A probably incomplete list of zines created at the zine zone. A few of them have been scanned and uploaded to the Finn’s collection of Zine Zone zines on itch: https://itch.io/c/6072669/gpnw-zine-zone

  • “Trenches” by Soren Ludwig: Players are a squad of soldiers delivering a package through a maze of dangerous trenches in WWI France. Includes a fantastically lethal twist on the typical PbtA 2d6 results table.
  • “This is the second page” by multiple authors, unfinished: this zine-as-game emerged organically at the table, with each page being written by a different author, exquisite corpse style. It made it to page 5 (out of 8). We’ll have to wait until Go Play 2026 to see how it ends!

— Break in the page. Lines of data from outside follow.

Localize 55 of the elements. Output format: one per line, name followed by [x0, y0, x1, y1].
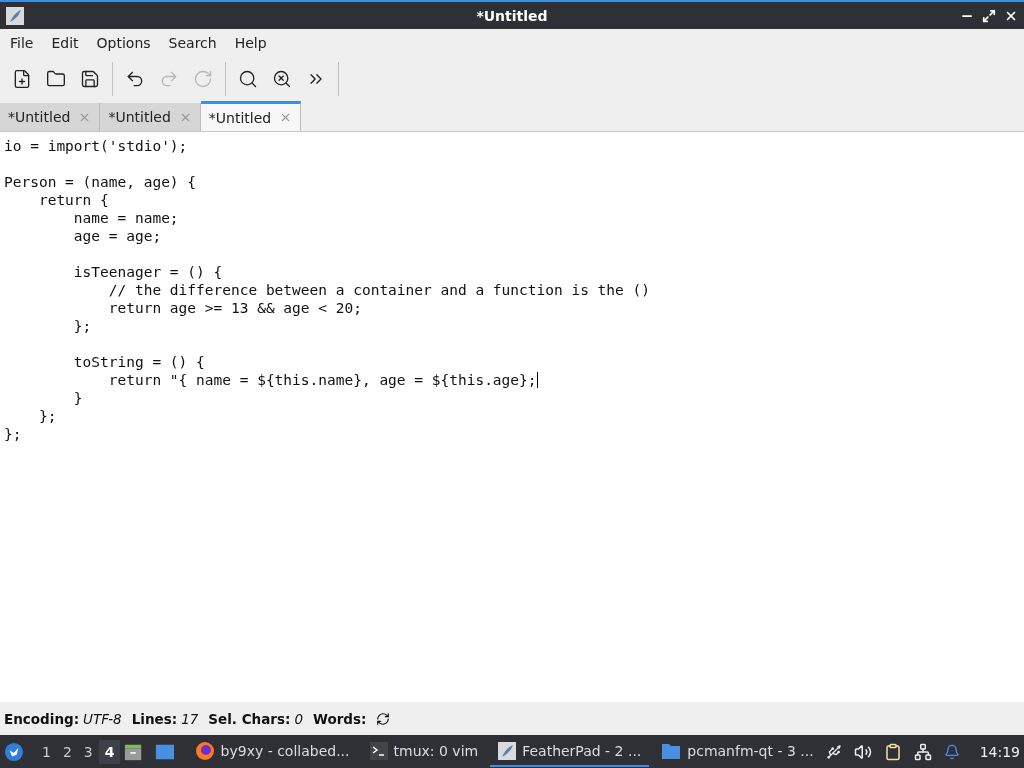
feather-icon: [498, 741, 517, 760]
folder-icon: [661, 741, 682, 760]
tab[interactable]: *Untitled: [100, 103, 201, 131]
code-line: };: [37, 407, 57, 425]
encoding-status: Encoding: UTF-8: [4, 710, 122, 727]
terminal-icon: [369, 741, 388, 760]
code-line: return "{ name = ${this.name}, age = ${this.age};: [107, 371, 537, 389]
code-line: isTeenager = () {: [72, 263, 223, 281]
desktop-icon[interactable]: [154, 742, 175, 761]
clipboard-icon[interactable]: [883, 742, 902, 761]
menu-item[interactable]: Help: [226, 33, 275, 53]
desktop-switch[interactable]: 4: [98, 739, 121, 764]
menu-item[interactable]: Edit: [43, 33, 87, 53]
task-button[interactable]: by9xy - collabed...: [186, 736, 358, 767]
volume-icon[interactable]: [853, 742, 872, 761]
task-button[interactable]: tmux: 0 vim: [361, 736, 487, 767]
code-line: name = name;: [72, 209, 179, 227]
tab[interactable]: *Untitled: [200, 101, 302, 131]
start-menu-icon[interactable]: [4, 740, 24, 763]
code-line: age = age;: [72, 227, 162, 245]
clock[interactable]: 14:19: [979, 743, 1020, 760]
code-line: toString = () {: [72, 353, 205, 371]
code-line: io = import('stdio');: [4, 137, 188, 155]
usb-icon[interactable]: [825, 743, 842, 760]
words-label: Words:: [313, 710, 367, 727]
menu-item[interactable]: Options: [88, 33, 159, 53]
app-icon: [6, 6, 24, 25]
folder-icon[interactable]: [46, 69, 66, 89]
search-icon[interactable]: [238, 69, 258, 89]
undo-icon[interactable]: [125, 69, 145, 89]
lines-status: Lines: 17: [131, 710, 199, 727]
code-line: };: [72, 317, 92, 335]
network-icon[interactable]: [913, 742, 932, 761]
code-line: return age >= 13 && age < 20;: [107, 299, 362, 317]
tab[interactable]: *Untitled: [0, 103, 101, 131]
desktop-switch[interactable]: 3: [77, 739, 99, 764]
menu-item[interactable]: Search: [160, 33, 225, 53]
code-line: }: [72, 389, 83, 407]
maximize-icon[interactable]: [982, 8, 996, 23]
code-line: return {: [37, 191, 109, 209]
code-line: // the difference between a container and a function is the (): [107, 281, 650, 299]
window-title: *Untitled: [476, 7, 548, 24]
task-button[interactable]: pcmanfm-qt - 3 ...: [653, 736, 822, 767]
refresh-icon[interactable]: [376, 711, 391, 726]
code-line: Person = (name, age) {: [4, 173, 197, 191]
task-button[interactable]: FeatherPad - 2 ...: [490, 736, 650, 767]
code-line: };: [4, 425, 22, 443]
new-file-icon[interactable]: [12, 69, 32, 89]
selection-status: Sel. Chars: 0: [208, 710, 303, 727]
save-icon[interactable]: [80, 69, 100, 89]
menu-item[interactable]: File: [2, 33, 42, 53]
desktop-switch[interactable]: 1: [35, 739, 57, 764]
browser-icon: [194, 740, 215, 761]
notification-icon[interactable]: [943, 743, 960, 760]
desktop-switch[interactable]: 2: [56, 739, 78, 764]
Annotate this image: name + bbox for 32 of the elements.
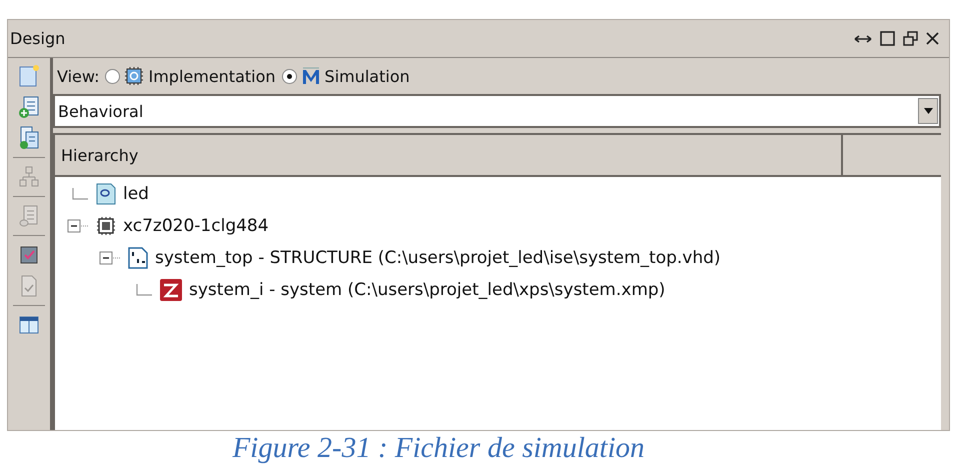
m-logo-icon [300,66,321,86]
tree-connector [136,284,152,296]
resize-icon[interactable] [854,32,872,44]
tree-item[interactable]: led [123,184,149,204]
view-option-label[interactable]: Simulation [324,66,410,86]
tree-item[interactable]: system_top - STRUCTURE (C:\users\projet_led\ise\system_top.vhd) [155,248,721,268]
close-icon[interactable] [926,32,939,45]
view-option-label[interactable]: Implementation [148,66,276,86]
dropdown-button[interactable] [918,98,938,124]
new-file-icon[interactable] [18,64,40,88]
chip-icon [95,215,117,237]
module-icon [95,182,117,206]
caret-icon [924,108,932,114]
radio-button[interactable] [282,68,297,84]
processor-logo-icon [159,278,183,302]
tree-item[interactable]: system_i - system (C:\users\projet_led\xps\system.xmp) [189,280,666,300]
view-label: View: [57,66,100,86]
restore-icon[interactable] [903,31,918,46]
tree-connector [72,188,88,200]
add-copy-icon[interactable] [18,126,40,150]
dropdown-field[interactable]: Behavioral [53,94,941,128]
add-document-icon[interactable] [18,95,40,119]
chip-icon [124,66,144,86]
radio-button[interactable] [105,68,120,84]
collapse-icon[interactable] [99,251,121,265]
vhdl-file-icon [127,246,149,270]
figure-caption: Figure 2-31 : Fichier de simulation [231,431,646,465]
panel-title: Design [10,29,66,48]
tree-item[interactable]: xc7z020-1clg484 [123,216,269,236]
collapse-icon[interactable] [67,219,89,233]
column-header[interactable]: Hierarchy [55,135,843,175]
maximize-icon[interactable] [880,31,895,46]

  • “Welcome to the Sunset School for Girls” by Kate Barbaria: a tri-fold pamphlet introducing the grounds of the Sunset School for Girls, a fantastical boarding school setting.
  • “Ducti: Selected Medieval Alphabets”: exactly what it says on the tin. Beautiful lettering!
  • “Garden Coffee Lady” by Mads: A TTRPG where you cultivate a relationship and a garden to enjoy together.
  • “The Official Grandma’s Pleasure RPG” by Orion Canning: This catch-phrase-based scene-framing game about sitcoms from the 90s is based on Orion’s film of the same name. When you’re not in a scene, you play the sitcom audience!
  • “A Very Tiny Setting – The Picnic Blanket” by Kate Barbaria and Brendan Albano: answers the question “What is this, a dungeon for ants!?” with a resounding “Yes!”
  • “Starfire” by Erik Owompyeia: A galactic-scale sci-fi setting detailing the Rakarran Empire, the Kingdom of Arkon, the Altiran Concord, and the Tersonan Union.
  • “Ghost/Detective” by Finn: An asymmetric two-player RPG where a ghost must use spooky phenomena (wailing, flickering lights, sighing, creaking, rattling doors, weeping) to help a detective solve their murder.
  • “Your Own Private Island” by Finn: An island-generating procedure for game prep or just for the fun of making island maps!
  • “Legends in the Stars” by Finn: a storytelling and constellation drawing game for 2+.
  • “An NPC For When Your Scene Needs a Soundtrack” by Kate Barbaria: what it says on the tin! With a delightful illustration.
  • “What Kind of Wallpaper Does the Dungeon Room Have?” by Tony Dowler: A series of tables to generate a dungeon room’s wallpaper and to generate features of the room based on the wallpaper.
  • “Dystropia” by Joseph Benkual: play an awakened artificial intelligence trying to escape their tropes in a dystopian digital world.
  • “Fortune Teller” by Bee Ho: A fortune teller (or cootie catcher) featuring juicy questions to ask a character (or yourself!?).
  • “Hot Magic and the Smell of Metal in the Mask” by Brendan Adkins: a question answering game played by filling in a grid of questions. 
  • “Everything You Are Must be Found (Oops All Moves Edition)” by Brendan Albano: an experiment in making a game that makes a game. Start with a blank piece of paper, end up with not just a set of characters, but an entire PbtA game! Theoretically!